His second putt went four feet beyond the hole. He used all of the cup to make his finishing bogey.

"No one got anything started early, which was good for me. I was very tentative on the front side, but no one was making much of a move," said Sutton, who took the lead of this event by six strokes with a second-round 65. "I was very pleased with the way I hit it today, but I missed putt after putt."

Peete, victor by two shots here last year, appeared to put himself out of it after a 75 Friday. He started the day nine shots behind Sutton, but made seven birdies today.

"I putted about as well as I have all year," said Peete, winner of four PGA Tour events last year and one this year (Atlanta).

"I don't count myself out until it's over. A lot of things can still happen," Peete said.

Stewart, a streaky player like Peete, made six birdies.

Phil Hancock (68) and Scott Simpson (70) were tied for fourth at 208, followed by Tim Norris (68) and Leonard Thompson (68) at 209.

Richmond native Lanny Wadkins, passed by Sutton a month ago for the money lead, made seven birdies and an eagle for a course-record 63 and stands at 210 with D.A. Weibring and Bruce Lietzke, both of whom shot 70.

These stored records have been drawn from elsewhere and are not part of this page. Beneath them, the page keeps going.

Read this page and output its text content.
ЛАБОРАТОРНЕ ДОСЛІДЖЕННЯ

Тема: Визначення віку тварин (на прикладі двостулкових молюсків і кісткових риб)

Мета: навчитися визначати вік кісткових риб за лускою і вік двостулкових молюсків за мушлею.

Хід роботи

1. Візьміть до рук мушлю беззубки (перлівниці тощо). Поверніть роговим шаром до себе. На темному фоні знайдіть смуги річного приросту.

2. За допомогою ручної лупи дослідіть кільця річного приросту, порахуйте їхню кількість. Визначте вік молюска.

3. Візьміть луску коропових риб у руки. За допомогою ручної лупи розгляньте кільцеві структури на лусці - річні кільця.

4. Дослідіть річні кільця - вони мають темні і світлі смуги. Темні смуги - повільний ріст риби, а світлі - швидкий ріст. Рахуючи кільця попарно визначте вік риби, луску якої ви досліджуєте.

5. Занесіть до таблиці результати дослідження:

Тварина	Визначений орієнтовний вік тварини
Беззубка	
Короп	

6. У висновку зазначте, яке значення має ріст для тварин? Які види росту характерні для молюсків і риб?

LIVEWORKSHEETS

Wadkins, who barely made the cut of 147 after a second-round 76, pulled from 15 shots behind Sutton to within seven before the leader teed off. He shot a six-under-par 29 on the back nine, including an eagle on the par-5 15th, which he hit in two shots.

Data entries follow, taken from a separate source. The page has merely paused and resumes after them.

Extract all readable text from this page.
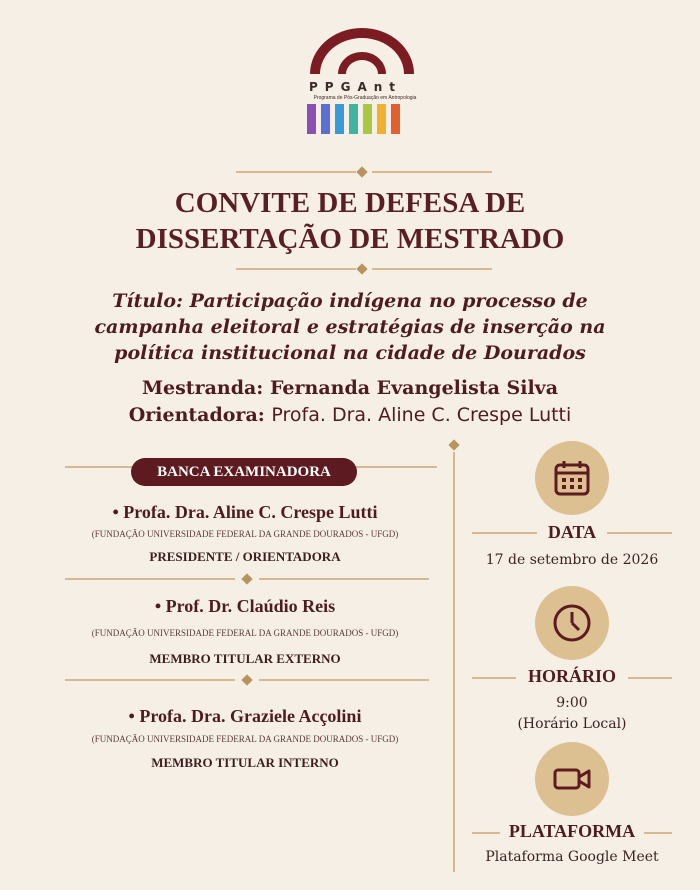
PPGAnt
Programa de Pós-Graduação em Antropologia
CONVITE DE DEFESA DE
DISSERTAÇÃO DE MESTRADO
Título: Participação indígena no processo de
campanha eleitoral e estratégias de inserção na
política institucional na cidade de Dourados
Mestranda: Fernanda Evangelista Silva
Orientadora: Profa. Dra. Aline C. Crespe Lutti
BANCA EXAMINADORA
• Profa. Dra. Aline C. Crespe Lutti
(FUNDAÇÃO UNIVERSIDADE FEDERAL DA GRANDE DOURADOS - UFGD)
PRESIDENTE / ORIENTADORA
• Prof. Dr. Claúdio Reis
(FUNDAÇÃO UNIVERSIDADE FEDERAL DA GRANDE DOURADOS - UFGD)
MEMBRO TITULAR EXTERNO
• Profa. Dra. Graziele Acçolini
(FUNDAÇÃO UNIVERSIDADE FEDERAL DA GRANDE DOURADOS - UFGD)
MEMBRO TITULAR INTERNO
DATA
17 de setembro de 2026
HORÁRIO
9:00
(Horário Local)
PLATAFORMA
Plataforma Google Meet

Wadkins' emergence was so swift his name was not on the leader board. "Hey, put Lanny on the board," yelled one of his faithful followers.

Sutton made his first bogey of the tournament on the par-5 third hole, but got back to par with a four-foot birdie putt at the par-5 seventh hole, which he almost reached in two shots. On the troublesome 413-yard, par-4 eighth, Sutton took his second bogey. He hit his approach shot just over the green, chipped to four feet from the hole but missed.

He saved par from a greenside bunker at nine and held a three-shot lead at that time over the charging Peete and a five-shot lead over Simpson, playing in Sutton's group, and Jodie Mudd, playing in the group immediately in front of him. Sutton pulled away on the back nine with his two birdies and eagle.

Lanny Wadkins' younger brother Bobby, winner of the recent Virginia PGA Open, shot a 66 and stands at 213. The Wadkins brothers' best ball was 59.

Mike Sullivan, who shot 67 Friday and was seven shots behind Sutton, was forced to withdraw today with an ailing back.

Lee Elder, the only Washington-area player to make the 36-hole cut, shot 78 and is at 224.